7月24日

夫「オリンピックでも見にいくか」。妻「ええ。東欧の国?」。夫「それは去年だ」。世界は平和のうちに発展を遂げ、五輪招致は引く手あまた。毎年開催になったいまも世界一巡には遠い。「いざ日帰り観戦」と夫婦は最新の輸送機関で南米へ。

▼星新一が掌編に描いた2064年、昭和の東京五輪から100年後の世界である。慧眼(けいがん)の作家も、これは眼鏡違いだろう。肥大化した祭典は市民の反発を買い、招致を諦める都市も多い。すでに夏の酷暑と冬の雪不足は深刻な悩みで、五輪に約束された明日はない。

▼いや、新型コロナ禍が地球を覆った昨夏は、開催都市が東京でなければ中止だったろう。わが国はしかし、聖火を守った。日本勢は金メダルラッシュで国民の期待に報い、9万人近いボランティアは、世界から訪れた選手団や報道陣を笑顔と献身をもって歓待した。

▼東京五輪が残した財産は、世界に誇りこそすれ、「負の遺産」と蔑(さげす)まれるいわれはない。それでも五輪の未来を思うと、暗い予感を禁じ得ない。何しろ総元締めたる国際オリンピック委員会(IOC)の評判がよくない。思いつきで口にした提案は無理難題ばかり。

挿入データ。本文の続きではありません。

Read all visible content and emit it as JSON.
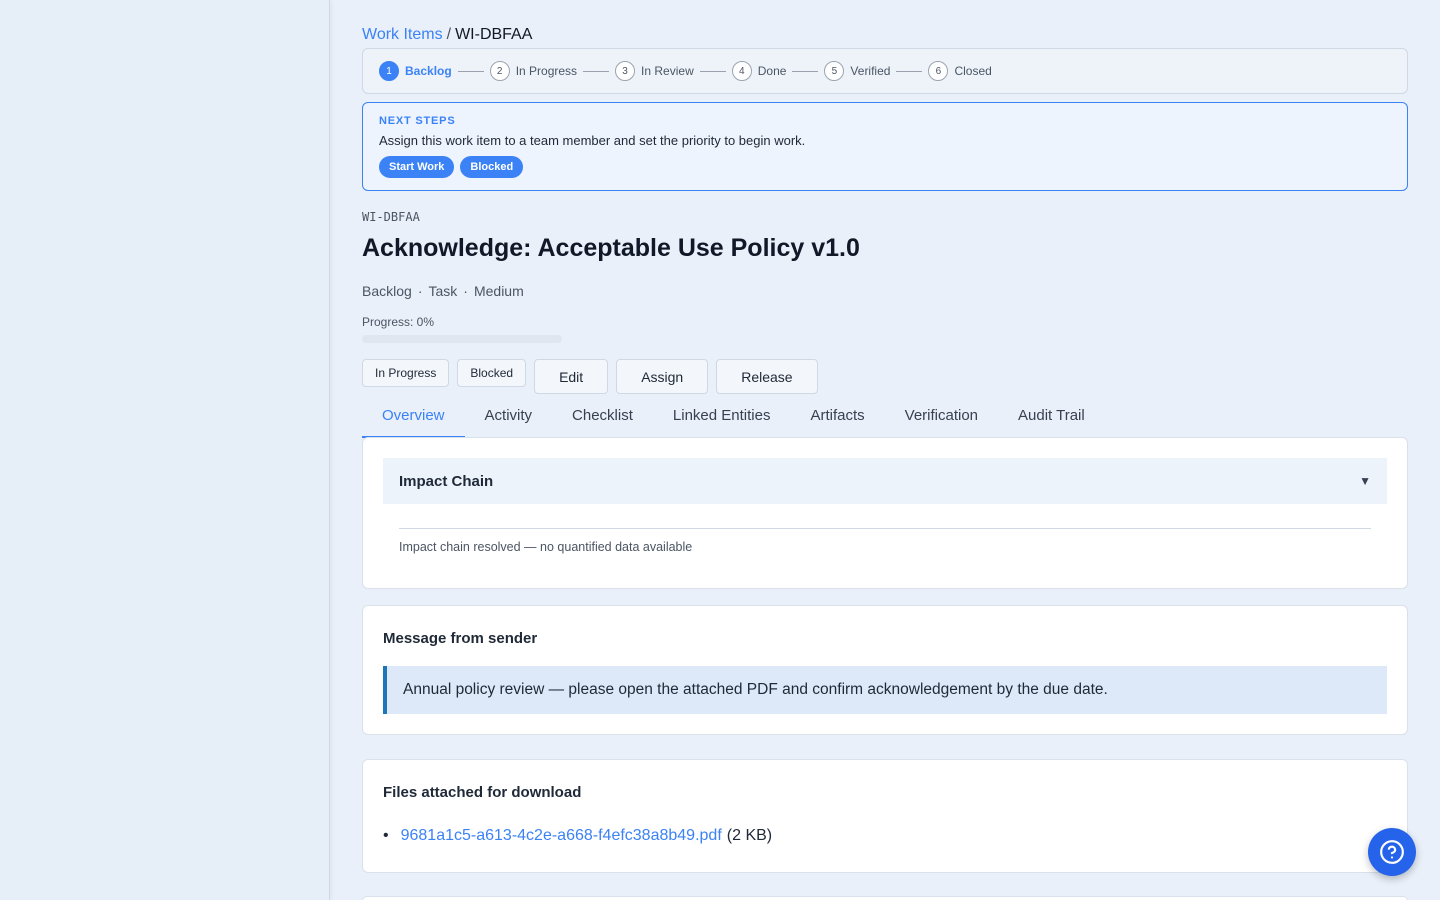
{
  "breadcrumb": {
    "parent": "Work Items",
    "separator": "/",
    "current": "WI-DBFAA"
  },
  "stepper": {
    "steps": [
      {
        "num": "1",
        "label": "Backlog",
        "active": true
      },
      {
        "num": "2",
        "label": "In Progress"
      },
      {
        "num": "3",
        "label": "In Review"
      },
      {
        "num": "4",
        "label": "Done"
      },
      {
        "num": "5",
        "label": "Verified"
      },
      {
        "num": "6",
        "label": "Closed"
      }
    ]
  },
  "next_steps": {
    "title": "NEXT STEPS",
    "description": "Assign this work item to a team member and set the priority to begin work.",
    "buttons": [
      "Start Work",
      "Blocked"
    ]
  },
  "work_item": {
    "id": "WI-DBFAA",
    "title": "Acknowledge: Acceptable Use Policy v1.0",
    "status": "Backlog",
    "type": "Task",
    "priority": "Medium",
    "meta_dot": "·",
    "progress_label": "Progress: 0%",
    "progress_fraction": 0
  },
  "actions": {
    "in_progress": "In Progress",
    "blocked": "Blocked",
    "edit": "Edit",
    "assign": "Assign",
    "release": "Release"
  },
  "tabs": [
    "Overview",
    "Activity",
    "Checklist",
    "Linked Entities",
    "Artifacts",
    "Verification",
    "Audit Trail"
  ],
  "impact_chain": {
    "title": "Impact Chain",
    "caret": "▼",
    "text": "Impact chain resolved — no quantified data available"
  },
  "message": {
    "title": "Message from sender",
    "body": "Annual policy review — please open the attached PDF and confirm acknowledgement by the due date."
  },
  "files": {
    "title": "Files attached for download",
    "bullet": "•",
    "items": [
      {
        "name": "9681a1c5-a613-4c2e-a668-f4efc38a8b49.pdf",
        "size": "(2 KB)"
      }
    ]
  },
  "colors": {
    "accent": "#3b82f6",
    "fab": "#2563eb",
    "quote_border": "#1d76b8"
  },
  "icons": {
    "help": "help-circle-icon",
    "caret": "chevron-down-icon"
  }
}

▼優越的地位の乱用は、日本の関係者を困らせた。懐が潤ったのは利権にたかる一部の人だけ―とみられて仕方のない問題も、最近は取りざたされている。日本勢の勇躍に胸を躍らせ、敗者の背中に涙した夏の記憶が人々の中で薄れかけているのなら、それは寂しい。

▼昭和39年の五輪が終わった夜、「聖火は消えず、ただ移りゆくのみ」と石原慎太郎は書いた。国境も言葉も超えた共感こそが祭典の果実だ、とも。2度目の五輪から1年、巷間(こうかん)かまびすしい「負の遺産」の連呼を聞くとき、果実の味わいは口に苦い。